Table 4 below enables us to evaluate easily the checks of types A and B. Table 4 contains nine rows of one hundred columns each. [Note: I have omitted all but the first $14$ columns, for brevity. – wdj.] The $i$th row shows the products of all non-zero elements of $F_{101}$ by $a_i$ ($i=1,2,\dots, 9$), where the $a_i$‘s are given above.

$\begin{array}{r|rrrrrrrrrrrrrrrrrrrrrrrr} & 1 & 2 & 3 & 4 & 5 & 6 & 7 & 8 & 9 & 10 & 11 & 12 & 13 & 14 \\ \hline 1 & 3 & 6 & 9 & 12 & 15 & 18 & 21 & 24 & 27 & 30 & 33 & 36 & 39 & 42 \\ 2 & 4 & 8 & 12 & 16 & 20 & 24 & 28 & 32 & 36 & 40 & 44 & 48 & 52 & 56 \\ 3 & 5 & 10 & 15 & 20 & 25 & 30 & 35 & 40 & 45 & 50 & 55 & 60 & 65 & 70 \\ 4 & 6 & 12 & 18 & 24 & 30 & 36 & 42 & 48 & 54 & 60 & 66 & 72 & 78 & 84 \\ 5 & 8 & 16 & 24 & 32 & 40 & 48 & 56 & 64 & 72 & 80 & 88 & 96 & 3 & 11 \\ 6 & 25 & 50 & 75 & 100 & 24 & 49 & 74 & 99 & 23 & 48 & 73 & 98 & 22 & 47 \\ 7 & 35 & 70 & 4 & 39 & 74 & 8 & 43 & 78 & 12 & 47 & 82 & 16 & 51 & 86 \\ 8 & 15 & 30 & 45 & 60 & 75 & 90 & 4 & 19 & 34 & 49 & 64 & 79 & 94 & 8 \\ 9 & 42 & 84 & 25 & 67 & 8 & 50 & 92 & 33 & 75 & 16 & 58 & 100 & 41 & 83 \\ \end{array}$
Caption: A table of products with the $a_i$‘s.

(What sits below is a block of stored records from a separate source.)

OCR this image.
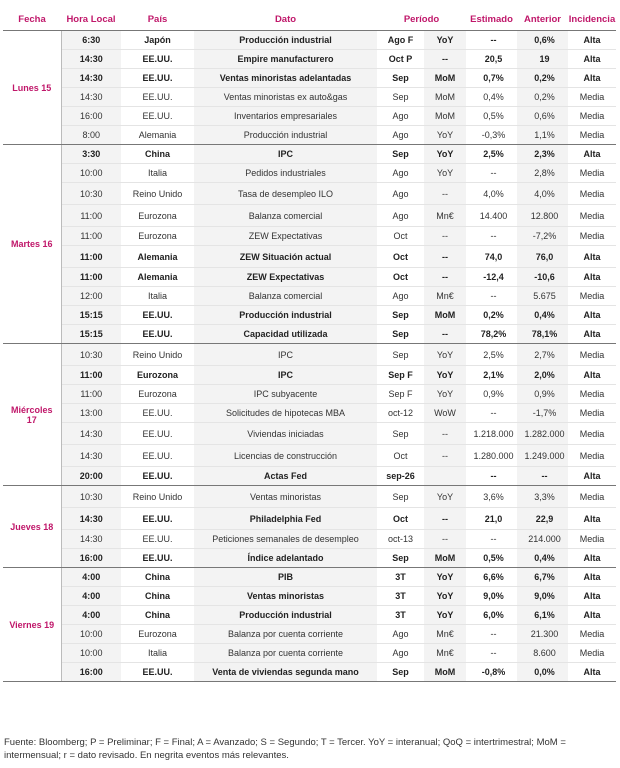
Fecha	Hora Local	País	Dato	Período		Estimado	Anterior	Incidencia
Lunes 15	6:30	Japón	Producción industrial	Ago F	YoY	--	0,6%	Alta
	14:30	EE.UU.	Empire manufacturero	Oct P	--	20,5	19	Alta
	14:30	EE.UU.	Ventas minoristas adelantadas	Sep	MoM	0,7%	0,2%	Alta
	14:30	EE.UU.	Ventas minoristas ex auto&gas	Sep	MoM	0,4%	0,2%	Media
	16:00	EE.UU.	Inventarios empresariales	Ago	MoM	0,5%	0,6%	Media
	8:00	Alemania	Producción industrial	Ago	YoY	-0,3%	1,1%	Media
Martes 16	3:30	China	IPC	Sep	YoY	2,5%	2,3%	Alta
	10:00	Italia	Pedidos industriales	Ago	YoY	--	2,8%	Media
	10:30	Reino Unido	Tasa de desempleo ILO	Ago	--	4,0%	4,0%	Media
	11:00	Eurozona	Balanza comercial	Ago	Mn€	14.400	12.800	Media
	11:00	Eurozona	ZEW Expectativas	Oct	--	--	-7,2%	Media
	11:00	Alemania	ZEW Situación actual	Oct	--	74,0	76,0	Alta
	11:00	Alemania	ZEW Expectativas	Oct	--	-12,4	-10,6	Alta
	12:00	Italia	Balanza comercial	Ago	Mn€	--	5.675	Media
	15:15	EE.UU.	Producción industrial	Sep	MoM	0,2%	0,4%	Alta
	15:15	EE.UU.	Capacidad utilizada	Sep	--	78,2%	78,1%	Alta
Miércoles 17	10:30	Reino Unido	IPC	Sep	YoY	2,5%	2,7%	Media
	11:00	Eurozona	IPC	Sep F	YoY	2,1%	2,0%	Alta
	11:00	Eurozona	IPC subyacente	Sep F	YoY	0,9%	0,9%	Media
	13:00	EE.UU.	Solicitudes de hipotecas MBA	oct-12	WoW	--	-1,7%	Media
	14:30	EE.UU.	Viviendas iniciadas	Sep	--	1.218.000	1.282.000	Media
	14:30	EE.UU.	Licencias de construcción	Oct	--	1.280.000	1.249.000	Media
	20:00	EE.UU.	Actas Fed	sep-26		--	--	Alta
Jueves 18	10:30	Reino Unido	Ventas minoristas	Sep	YoY	3,6%	3,3%	Media
	14:30	EE.UU.	Philadelphia Fed	Oct	--	21,0	22,9	Alta
	14:30	EE.UU.	Peticiones semanales de desempleo	oct-13	--	--	214.000	Media
	16:00	EE.UU.	Índice adelantado	Sep	MoM	0,5%	0,4%	Alta
Viernes 19	4:00	China	PIB	3T	YoY	6,6%	6,7%	Alta
	4:00	China	Ventas minoristas	3T	YoY	9,0%	9,0%	Alta
	4:00	China	Producción industrial	3T	YoY	6,0%	6,1%	Alta
	10:00	Eurozona	Balanza por cuenta corriente	Ago	Mn€	--	21.300	Media
	10:00	Italia	Balanza por cuenta corriente	Ago	Mn€	--	8.600	Media
	16:00	EE.UU.	Venta de viviendas segunda mano	Sep	MoM	-0,8%	0,0%	Alta
Fuente: Bloomberg; P = Preliminar; F = Final; A = Avanzado; S = Segundo; T = Tercer. YoY = interanual; QoQ = intertrimestral; MoM = intermensual; r = dato revisado. En negrita eventos más relevantes.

Table 4 can be replaced by a highly convenient mechanical device, which greatly facilitates the rapid determination of the $c_j$‘s. But we are here only concerned with the mathematical description of checking operations, and not with devices to affect their practical application.